At this point I did what I should have done in the first place and did some reading about colourwork (and asked about a bit among the knitting cognoscenti) and realised that bamboo was a silly thing to chose and I really needed something that would stick together more, like wool. So I considered chucking the whole thing in the bin, but P kept asking "is my jumper finished yet", so I didn't. Then I considered just doing the whole thing in duplicate stitch, which would probably have been better on the whole, but I refused to be beaten. So I replanned everything yet again to leave the smallest possible number of stitches between the two ends of the train, and set myself to learn to hold the two colours one in each hand, and that seemed to work better. And I finally got going in earnest.
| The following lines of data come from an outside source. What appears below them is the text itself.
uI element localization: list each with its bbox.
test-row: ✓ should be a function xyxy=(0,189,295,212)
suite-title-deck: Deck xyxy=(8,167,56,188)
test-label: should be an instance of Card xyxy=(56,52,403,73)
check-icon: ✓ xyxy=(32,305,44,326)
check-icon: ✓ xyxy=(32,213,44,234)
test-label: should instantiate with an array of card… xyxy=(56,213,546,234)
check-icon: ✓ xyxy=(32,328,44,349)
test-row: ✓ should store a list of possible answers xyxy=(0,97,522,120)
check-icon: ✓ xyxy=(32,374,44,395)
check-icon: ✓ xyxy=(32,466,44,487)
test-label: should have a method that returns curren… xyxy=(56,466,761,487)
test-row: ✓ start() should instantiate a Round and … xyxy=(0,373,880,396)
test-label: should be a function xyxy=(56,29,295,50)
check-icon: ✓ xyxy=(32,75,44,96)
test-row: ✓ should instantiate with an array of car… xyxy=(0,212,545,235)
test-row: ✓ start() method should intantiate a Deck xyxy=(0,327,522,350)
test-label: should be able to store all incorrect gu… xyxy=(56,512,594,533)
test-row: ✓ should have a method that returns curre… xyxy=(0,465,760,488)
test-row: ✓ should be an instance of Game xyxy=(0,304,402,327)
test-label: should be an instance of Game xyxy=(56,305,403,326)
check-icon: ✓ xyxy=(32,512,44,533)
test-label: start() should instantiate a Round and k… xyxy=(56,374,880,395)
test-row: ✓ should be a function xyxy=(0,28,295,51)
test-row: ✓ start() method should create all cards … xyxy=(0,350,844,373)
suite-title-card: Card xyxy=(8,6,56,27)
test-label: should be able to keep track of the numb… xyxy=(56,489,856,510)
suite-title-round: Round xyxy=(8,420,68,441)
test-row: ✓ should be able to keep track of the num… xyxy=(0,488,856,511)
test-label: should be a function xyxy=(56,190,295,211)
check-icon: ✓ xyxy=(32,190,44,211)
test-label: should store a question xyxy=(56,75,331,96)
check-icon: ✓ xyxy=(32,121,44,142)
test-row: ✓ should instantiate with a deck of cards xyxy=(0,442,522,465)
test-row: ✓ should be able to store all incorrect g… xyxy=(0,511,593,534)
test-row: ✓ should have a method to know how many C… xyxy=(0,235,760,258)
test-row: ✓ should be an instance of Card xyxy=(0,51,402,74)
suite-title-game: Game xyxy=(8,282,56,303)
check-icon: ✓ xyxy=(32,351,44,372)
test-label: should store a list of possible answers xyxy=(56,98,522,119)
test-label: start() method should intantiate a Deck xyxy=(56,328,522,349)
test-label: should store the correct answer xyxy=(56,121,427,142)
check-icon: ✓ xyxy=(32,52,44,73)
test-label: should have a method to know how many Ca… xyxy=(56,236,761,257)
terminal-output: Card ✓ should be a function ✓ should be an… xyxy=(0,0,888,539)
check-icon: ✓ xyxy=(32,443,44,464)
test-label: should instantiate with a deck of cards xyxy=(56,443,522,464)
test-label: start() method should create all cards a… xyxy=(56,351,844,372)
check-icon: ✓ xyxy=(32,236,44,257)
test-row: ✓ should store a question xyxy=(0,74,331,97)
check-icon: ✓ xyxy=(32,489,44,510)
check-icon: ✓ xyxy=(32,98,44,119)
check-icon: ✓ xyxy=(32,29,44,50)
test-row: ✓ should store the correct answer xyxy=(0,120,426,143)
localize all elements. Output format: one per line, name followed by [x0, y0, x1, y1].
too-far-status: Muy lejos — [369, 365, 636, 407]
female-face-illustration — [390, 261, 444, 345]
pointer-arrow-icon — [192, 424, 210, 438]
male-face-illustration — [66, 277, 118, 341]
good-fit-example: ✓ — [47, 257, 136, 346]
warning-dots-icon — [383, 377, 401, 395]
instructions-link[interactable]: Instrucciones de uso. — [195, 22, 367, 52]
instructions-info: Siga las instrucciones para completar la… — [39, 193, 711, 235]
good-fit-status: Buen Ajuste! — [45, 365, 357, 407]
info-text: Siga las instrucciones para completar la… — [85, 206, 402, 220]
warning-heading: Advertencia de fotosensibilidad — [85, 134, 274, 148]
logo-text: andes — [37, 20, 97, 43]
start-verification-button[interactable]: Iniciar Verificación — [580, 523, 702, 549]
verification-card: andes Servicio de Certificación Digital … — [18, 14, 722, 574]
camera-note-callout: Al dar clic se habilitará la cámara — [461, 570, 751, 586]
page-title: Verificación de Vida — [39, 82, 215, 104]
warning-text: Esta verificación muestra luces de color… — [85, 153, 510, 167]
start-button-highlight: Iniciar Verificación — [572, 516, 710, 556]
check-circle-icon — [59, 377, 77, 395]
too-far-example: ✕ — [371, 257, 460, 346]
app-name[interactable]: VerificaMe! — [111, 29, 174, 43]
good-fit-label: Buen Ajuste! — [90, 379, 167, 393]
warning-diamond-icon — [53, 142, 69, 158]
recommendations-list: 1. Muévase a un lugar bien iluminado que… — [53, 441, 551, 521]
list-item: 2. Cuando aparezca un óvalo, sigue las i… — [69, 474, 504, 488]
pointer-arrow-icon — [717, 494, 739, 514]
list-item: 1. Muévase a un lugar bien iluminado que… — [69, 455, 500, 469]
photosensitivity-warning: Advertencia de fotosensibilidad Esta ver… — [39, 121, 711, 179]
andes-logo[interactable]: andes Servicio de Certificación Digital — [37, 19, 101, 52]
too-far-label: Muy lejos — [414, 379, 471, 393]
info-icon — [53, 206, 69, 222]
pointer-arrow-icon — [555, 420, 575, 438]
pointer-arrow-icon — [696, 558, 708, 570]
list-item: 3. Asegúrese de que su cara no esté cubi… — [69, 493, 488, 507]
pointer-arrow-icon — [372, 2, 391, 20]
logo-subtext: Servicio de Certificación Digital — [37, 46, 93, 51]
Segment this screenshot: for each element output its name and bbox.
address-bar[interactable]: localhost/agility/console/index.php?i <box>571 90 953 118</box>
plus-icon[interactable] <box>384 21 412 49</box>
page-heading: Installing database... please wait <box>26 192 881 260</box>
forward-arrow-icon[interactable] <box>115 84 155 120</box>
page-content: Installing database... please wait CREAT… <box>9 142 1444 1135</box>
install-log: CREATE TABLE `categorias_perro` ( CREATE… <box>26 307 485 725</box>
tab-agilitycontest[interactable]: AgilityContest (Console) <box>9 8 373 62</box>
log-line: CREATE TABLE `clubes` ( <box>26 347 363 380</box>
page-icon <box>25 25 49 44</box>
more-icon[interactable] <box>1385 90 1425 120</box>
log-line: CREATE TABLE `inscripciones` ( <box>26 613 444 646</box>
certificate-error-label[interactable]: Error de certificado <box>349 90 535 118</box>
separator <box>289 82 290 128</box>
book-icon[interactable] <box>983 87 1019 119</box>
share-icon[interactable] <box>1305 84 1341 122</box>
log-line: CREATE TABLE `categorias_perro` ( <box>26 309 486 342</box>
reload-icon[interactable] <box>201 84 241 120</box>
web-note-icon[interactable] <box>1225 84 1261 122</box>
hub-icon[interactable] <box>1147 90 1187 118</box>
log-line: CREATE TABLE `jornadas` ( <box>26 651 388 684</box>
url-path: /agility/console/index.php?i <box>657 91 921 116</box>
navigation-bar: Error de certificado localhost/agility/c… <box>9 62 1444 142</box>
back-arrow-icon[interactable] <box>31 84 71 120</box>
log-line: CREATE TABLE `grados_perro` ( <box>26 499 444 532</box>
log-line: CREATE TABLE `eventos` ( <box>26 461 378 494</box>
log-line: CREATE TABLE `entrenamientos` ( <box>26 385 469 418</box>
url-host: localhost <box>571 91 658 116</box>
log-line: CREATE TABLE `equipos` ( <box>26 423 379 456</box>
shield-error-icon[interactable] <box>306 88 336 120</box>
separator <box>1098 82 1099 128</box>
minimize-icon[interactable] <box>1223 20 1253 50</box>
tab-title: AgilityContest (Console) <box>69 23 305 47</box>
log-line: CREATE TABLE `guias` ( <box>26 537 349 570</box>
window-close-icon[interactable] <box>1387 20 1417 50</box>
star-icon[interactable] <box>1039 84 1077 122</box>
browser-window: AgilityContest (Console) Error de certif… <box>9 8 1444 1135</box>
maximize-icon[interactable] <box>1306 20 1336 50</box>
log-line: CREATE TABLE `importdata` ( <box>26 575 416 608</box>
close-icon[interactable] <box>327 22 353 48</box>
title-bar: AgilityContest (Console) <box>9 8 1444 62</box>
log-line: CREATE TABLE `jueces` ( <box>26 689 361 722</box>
For about 15 minutes three times a week, because that's about how much time I get to knit these days.

And now at long last, after more delays while I worked out how to shape the arm holes, and the neck, and how to do the ribbing on the neck, and how to unpick it and do it again differently because P couldn't get his head through, and whether or not I should sew buttons on for the wheels* - finally, they're finished. Just in time for the coolish autumn weather. And they must have, ooh, all of three weeks' wear left in them before they'll be too small. Still, gives them less time to rip, stain, and generally ruin them I suppose.